I write this because I had an epiphany yesterday while answering a survey from the college I graduated from and they asked me that gender question as to whether I was a male, female, transgendered or prefer not to answer. As I sat in front of my computer I pondered little and answered that question for the first time without hesitation that I was indeed transgendered. Then I also answered the question of whether I was married, single or something else and I answered single of course, never having been married.
That question bothered me more than you would think the gender question would have. Having turned sixty this year I started thinking about who I was and where I'd been and realized I'd been pretty much alone with no desire to pursue a relationship, or have a sexual encounter with anyone these many years. The only constant in my life was the desire to dress and play the role of a woman!

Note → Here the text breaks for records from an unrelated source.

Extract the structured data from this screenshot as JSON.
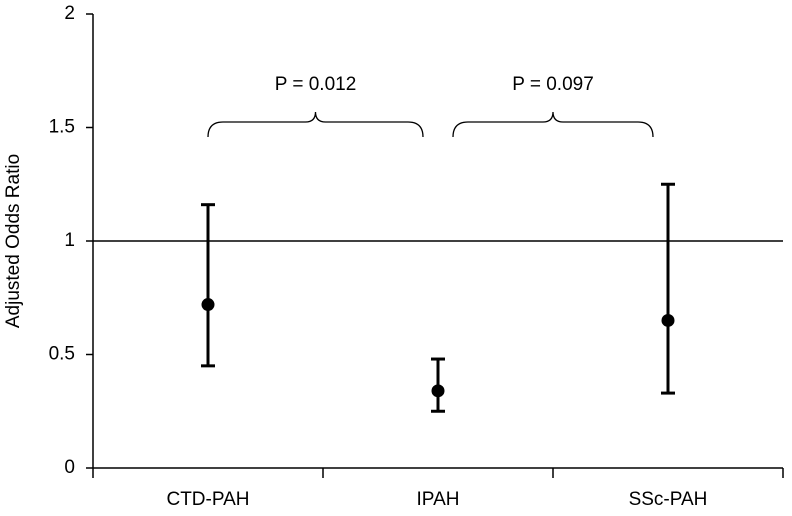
{
  "chart_data": {
    "type": "errorbar",
    "y_label": "Adjusted Odds Ratio",
    "categories": [
      "CTD-PAH",
      "IPAH",
      "SSc-PAH"
    ],
    "values": [
      0.72,
      0.34,
      0.65
    ],
    "lower": [
      0.45,
      0.25,
      0.33
    ],
    "upper": [
      1.16,
      0.48,
      1.25
    ],
    "color": "#000000",
    "reference_line": 1,
    "annotations": [
      "P = 0.012",
      "P = 0.097"
    ],
    "ylim": [
      0,
      2
    ],
    "yticks": [
      0,
      0.5,
      1,
      1.5,
      2
    ]
  }
}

Sure, I had my one relationship in college that I thought meant something, but soon realized that that wasn't what I desired. If the university's survey had provided me the opportunity to answer their question as to whether or not I had been enlightened or learned something they would have gotten one hell of an answer. Instead it was more like; did we do this or that for you, please check one answer.
So through the years I've found that I have enjoyed the company of my women friends with no desire to be sexually involved and the same goes for men, though I must admit that if I were to have a sexual relationship it would only be with a male as a female and for now that seems to be anything but a reality.
So here I am with only the dream of having a relationship with a man as a woman. if I transitioned and am probably seeing that as an impossibility it leaves me in an undesirable limbo, or as I like to define it as asexual and transgendered. Short of being a transexual I can only say; how I wish I was a woman.